Юность провёл в забытом Богом и компартией полуфеодальном ауле, в степях Казахстана, а затем — в перенасыщенном угольной пылью уральском городке Еманжелинские Копи, где каждое утро задирал голову к громкоговорителю и ждал обнадеживающей вести с Курской дуги, где в составе Литовской дивизии воевал мой отец, умевший больше орудовать иголкой, чем винтовочным затвором. Было голодно и сиротливо. Осваивал русскую грамоту. Впервые услышал, как мои однокашники называют воробьев, и с тех пор обогатил свой словарь новым и весьма популярным словом — жидки.
В армии не служил. Военные премудрости постигал в Вильнюсском госуниверситете, филологический факультет которого в год смерти Сталина, главнокомандующего всеми науками, закончил, прошу прощения за неуместное и запоздалое бахвальство, с отличием. Упиваясь армейскими терминами, отставной полковник Наумов, похожий своей неуклюжей фигурой и суровым прищуром на фельдмаршала Кутузова, вдалбливал в наши мирные головы премудрости ведения ближнего и дальнего боя в условиях пересеченной местности при мощной поддержке танков и артиллерии (орудия и танки на ящике с песком изображались наспех изготовленными муляжами). Будучи абсолютным невеждой в делах стратегии и тактики, я дважды побывал на трёхмесячных военных сборах под Вильнюсом. На стрельбах особым рвением и меткостью не отличался, но, тем не менее, зачёт получил и даже удостоился какого-то не приличествующего моим знаниям воинского чина.
Стихи начал писать в гимназии имени генерала Черняховского. Родители были против моего увлечения. Папа уверял, что перо никогда не сравнится с иголкой; ручка, мол, — губительница, из-за неё и в тюрьму попасть можно, а иголка — кормилица, она и в тюрьме прокормит. Мама же, вечная союзница мужа, после того как я поступил на филфак, пытаясь меня образумить и перенаправить на медицину, говорила «пусть стихи пишут сами русские». Что-то похожее говорил и старый подпольщик Шмерл Соломонович Майминас, клиент моего отца: «Вторым Пушкиным ты все равно не станешь». По трезвом размышлении и под давлением доморощенных пророков-доброхотов я перешел на менее честолюбивую прозу, хотя мама продолжала утверждать, что больных всегда больше, чем читателей. Давно миновав середину житейского пути, не могу не отдать ей должное — в чем-то она была несомненно права. Больных, кажется, и впрямь становится больше, чем читателей.

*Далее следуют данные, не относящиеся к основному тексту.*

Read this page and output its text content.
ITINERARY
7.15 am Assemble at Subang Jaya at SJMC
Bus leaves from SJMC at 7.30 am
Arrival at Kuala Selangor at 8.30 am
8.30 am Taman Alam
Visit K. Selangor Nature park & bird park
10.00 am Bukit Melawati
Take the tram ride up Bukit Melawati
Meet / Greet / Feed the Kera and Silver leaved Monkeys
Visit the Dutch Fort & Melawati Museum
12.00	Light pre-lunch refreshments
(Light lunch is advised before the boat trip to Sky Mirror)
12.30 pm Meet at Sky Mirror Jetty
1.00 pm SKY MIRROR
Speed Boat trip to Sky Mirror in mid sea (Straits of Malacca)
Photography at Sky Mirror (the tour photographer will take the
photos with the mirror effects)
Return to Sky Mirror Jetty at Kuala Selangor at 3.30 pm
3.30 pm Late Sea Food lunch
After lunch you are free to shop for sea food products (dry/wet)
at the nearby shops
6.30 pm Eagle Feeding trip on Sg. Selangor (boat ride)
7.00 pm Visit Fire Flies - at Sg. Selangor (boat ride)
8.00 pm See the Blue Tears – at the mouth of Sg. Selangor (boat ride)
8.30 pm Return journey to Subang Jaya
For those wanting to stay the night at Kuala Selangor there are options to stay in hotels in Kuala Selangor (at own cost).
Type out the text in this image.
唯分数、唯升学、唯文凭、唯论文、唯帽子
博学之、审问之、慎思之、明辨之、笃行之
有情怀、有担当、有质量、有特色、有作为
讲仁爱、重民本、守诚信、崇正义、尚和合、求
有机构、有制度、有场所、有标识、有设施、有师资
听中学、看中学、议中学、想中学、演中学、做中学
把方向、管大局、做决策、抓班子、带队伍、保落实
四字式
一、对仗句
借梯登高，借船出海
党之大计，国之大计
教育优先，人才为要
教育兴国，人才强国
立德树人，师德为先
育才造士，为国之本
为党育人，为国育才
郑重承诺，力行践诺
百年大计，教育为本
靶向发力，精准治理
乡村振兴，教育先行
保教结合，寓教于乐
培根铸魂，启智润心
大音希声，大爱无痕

И уж совсем переполошились родители, потомки ремесленников и мастеровых, не имевшие никакого дела ни с письменным, ни с печатным словом, когда я, желая их успокоить, проговорился, что собираюсь по-русски писать не стихи о Сталине и о Дзержинском, а рассказы о евреях, которые до войны были нашими соседями и которых уничтожили только за то, что они были евреями. Должна же о них сохраниться какая-то память.